TITLE:
Super-Resolution Using Enhanced U-Net for Brain MRI Images
AUTHORS:
Dalei Jiang, Zifei Han, Xiaohan Zhu, Yang Zhou, Han Yang
KEYWORDS:
Image Super-Resolution, Machine Learning, Transfer Learning, Convolutional Kernel
JOURNAL NAME:
Journal of Computer and Communications,
Vol.10 No.11,
November
30,
2022
ABSTRACT: Super-resolution is an important technique in image processing. It overcomes some hardware limitations failing to get high-resolution image. After machine learning gets involved, the super-resolution technique gets more efficient in improving the image quality. In this work, we applied super-resolution to the brain MRI images by proposing an enhanced U-Net.
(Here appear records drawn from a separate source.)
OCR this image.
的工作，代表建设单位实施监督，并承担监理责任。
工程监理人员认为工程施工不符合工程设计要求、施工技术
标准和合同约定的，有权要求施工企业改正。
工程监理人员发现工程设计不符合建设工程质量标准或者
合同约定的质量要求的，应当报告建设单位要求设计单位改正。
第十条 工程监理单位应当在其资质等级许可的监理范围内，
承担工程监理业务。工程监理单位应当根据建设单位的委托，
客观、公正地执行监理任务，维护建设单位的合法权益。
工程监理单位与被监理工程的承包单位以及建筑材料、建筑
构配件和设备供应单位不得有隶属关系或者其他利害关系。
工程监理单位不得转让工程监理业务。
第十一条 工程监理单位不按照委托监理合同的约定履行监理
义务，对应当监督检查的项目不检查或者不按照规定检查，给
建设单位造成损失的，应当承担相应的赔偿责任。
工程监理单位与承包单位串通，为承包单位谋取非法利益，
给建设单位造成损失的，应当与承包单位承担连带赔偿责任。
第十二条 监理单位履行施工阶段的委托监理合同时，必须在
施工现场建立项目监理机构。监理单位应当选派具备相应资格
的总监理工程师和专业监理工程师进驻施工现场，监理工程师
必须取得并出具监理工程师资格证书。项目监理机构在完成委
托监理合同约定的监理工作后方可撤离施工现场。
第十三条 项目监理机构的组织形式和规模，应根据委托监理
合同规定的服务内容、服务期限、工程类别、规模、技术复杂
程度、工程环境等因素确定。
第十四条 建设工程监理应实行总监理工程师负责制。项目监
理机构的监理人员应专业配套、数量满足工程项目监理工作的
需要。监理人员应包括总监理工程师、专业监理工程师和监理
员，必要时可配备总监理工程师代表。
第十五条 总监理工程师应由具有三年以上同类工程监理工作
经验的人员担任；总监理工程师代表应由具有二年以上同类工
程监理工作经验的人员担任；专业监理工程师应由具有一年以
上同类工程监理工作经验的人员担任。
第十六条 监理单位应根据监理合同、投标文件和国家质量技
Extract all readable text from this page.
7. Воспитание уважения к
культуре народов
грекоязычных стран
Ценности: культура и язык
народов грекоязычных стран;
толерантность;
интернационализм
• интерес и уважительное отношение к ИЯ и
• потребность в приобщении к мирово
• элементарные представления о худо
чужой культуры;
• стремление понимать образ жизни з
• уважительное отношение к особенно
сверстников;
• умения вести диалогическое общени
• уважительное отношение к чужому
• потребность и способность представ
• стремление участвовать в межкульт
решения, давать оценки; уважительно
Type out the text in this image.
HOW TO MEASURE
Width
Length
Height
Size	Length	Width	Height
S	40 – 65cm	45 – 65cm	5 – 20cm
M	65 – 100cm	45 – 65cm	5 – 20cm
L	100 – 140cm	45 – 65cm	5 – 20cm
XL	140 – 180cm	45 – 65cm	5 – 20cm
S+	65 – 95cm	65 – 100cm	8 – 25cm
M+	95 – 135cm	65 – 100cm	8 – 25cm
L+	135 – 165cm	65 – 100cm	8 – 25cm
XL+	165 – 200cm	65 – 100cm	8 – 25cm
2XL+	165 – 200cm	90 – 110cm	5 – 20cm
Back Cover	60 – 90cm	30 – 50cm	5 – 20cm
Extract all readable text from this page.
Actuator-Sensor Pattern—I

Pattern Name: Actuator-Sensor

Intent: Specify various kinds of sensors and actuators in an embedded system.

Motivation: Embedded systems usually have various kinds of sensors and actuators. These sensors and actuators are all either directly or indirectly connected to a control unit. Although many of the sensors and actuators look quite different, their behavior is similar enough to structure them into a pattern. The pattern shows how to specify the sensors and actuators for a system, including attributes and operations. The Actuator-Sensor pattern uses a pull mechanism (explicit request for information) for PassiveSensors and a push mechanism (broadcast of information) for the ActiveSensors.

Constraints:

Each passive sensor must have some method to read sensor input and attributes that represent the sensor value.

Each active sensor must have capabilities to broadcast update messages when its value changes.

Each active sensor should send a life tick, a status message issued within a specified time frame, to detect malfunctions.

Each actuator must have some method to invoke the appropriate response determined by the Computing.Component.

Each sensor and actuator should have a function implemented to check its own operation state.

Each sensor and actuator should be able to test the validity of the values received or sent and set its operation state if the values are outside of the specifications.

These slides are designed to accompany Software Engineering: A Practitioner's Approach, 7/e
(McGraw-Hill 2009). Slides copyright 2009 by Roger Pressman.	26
Firstly, we used U-Net to realize super-resolution on brain Magnetic Resonance Images (MRI). Secondly, we expanded the functionality of U-Net to the MRI with different contrasts by edge-to-edge training. Finally, we adopted transfer learning and employed convolutional kernel loss function to improve the performance of the U-Net. Experimental results have shown the superiority of the proposed method, e.g., the resolution on rate was boosted from 81.49% by U-Net to 94.22% by our edge-to-edge training.